9. THE SHAUKEENS.Abhishek Sharma, who earlier turned in the coming-to-America comedy Tere Bin Laden (2010), offered up the equally insightful The Shaukeens, an offbeat entry that traces three 60-something lovelorn Delhi buddies (Annu Kapoor, Piyush Mishra and Anupam Kher) who take a vacation in Mauritius in hopes of finding romance on the tropical island. Their plans get completely off-kilter when all three of them fall for the owner of the villa they are renting (played by Lisa Haydon, who also featured as Kangana Ranaut’s Euro BFF in Queen). Filmed on lush and beautiful island with endless beaches, also thrown into the mix was Akshay Kumar who plays a caricature of his real self.

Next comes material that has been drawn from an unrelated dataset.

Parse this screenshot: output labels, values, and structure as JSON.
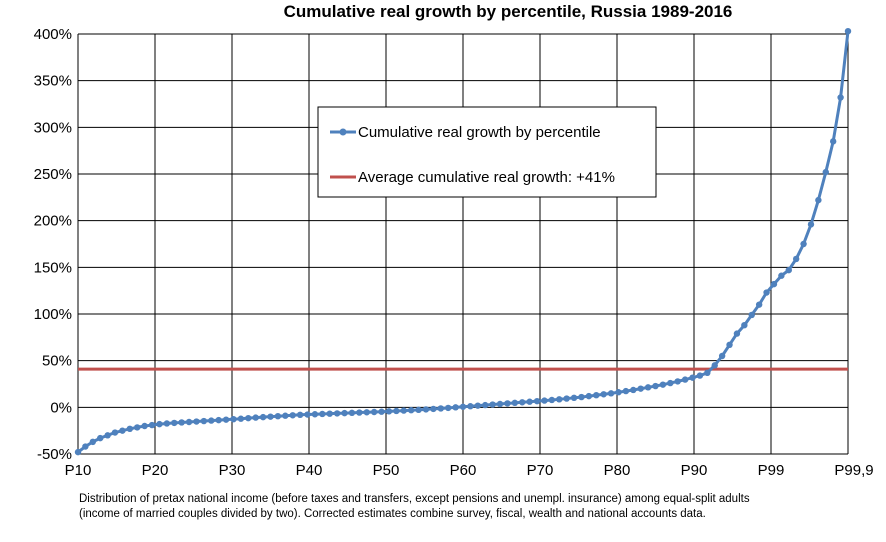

While Sharma’s movie was not as ground-breaking as Basu Chatterjee’s original 1982 comedy of the same name with Ashok Kumar, Mithun Chakraborty and Rati Agnihotri, Sharma’s film offered sufficient laughs while providing pause for the relationship struggles that some older men in India’s rigid social structure must cope with.
10. HASEE TOH PHASEE.Well done romantic comedies never go out of style. Cashing in on the popularity of rising stars Sidharth Malholtra and especially Parineeti Chopra, director Vinil Matthew did a nice job of cooking up what is essentially a twist on Ali Zafar’s 2011 hit Mere Brother Ki Dulhan. Struggling in his business, Nikhil (Malhotra) plans to marry Karishma (Adah Sharma) and runs into complications when Karishma’s sister Meeta (Chopra), Nikhil’s old flame, re-enters the picture. In a refreshing twist on how female characters are drawn, Chopra’s Meeta is a Ph.D. engineer with awkward social graces and a criminal past (she stole money from her own dad!) Producer Karan Johar turned this smartly made entry into a modest box office hit, validating both Malhotra and Chopra’s abilities to bring in audiences. It doesn’t matter that Chopra is now typecast into romantic comedies, as long as the movies are fun to watch, we don’t mind at all.
Desi Turkey Award: Farah Khan-Shah Rukh Khan’s Happy New Year! Synoptic: Like a three-hour Fourth of July fireworks show without the Fourth of July. Abhishek Bachchan drop trou not enough to salvage this colossal bore. Suggestion: Re-release as 20-minute video featuring only Depeeka Padukone song-and-dances. Verdict: Still three hours we’ll never get back.
On to 2015. Happy movie watching!
Globe trekker, aesthete, photographer, ski bum, film buff, and commentator, Aniruddh Chawda writes from Milwaukee.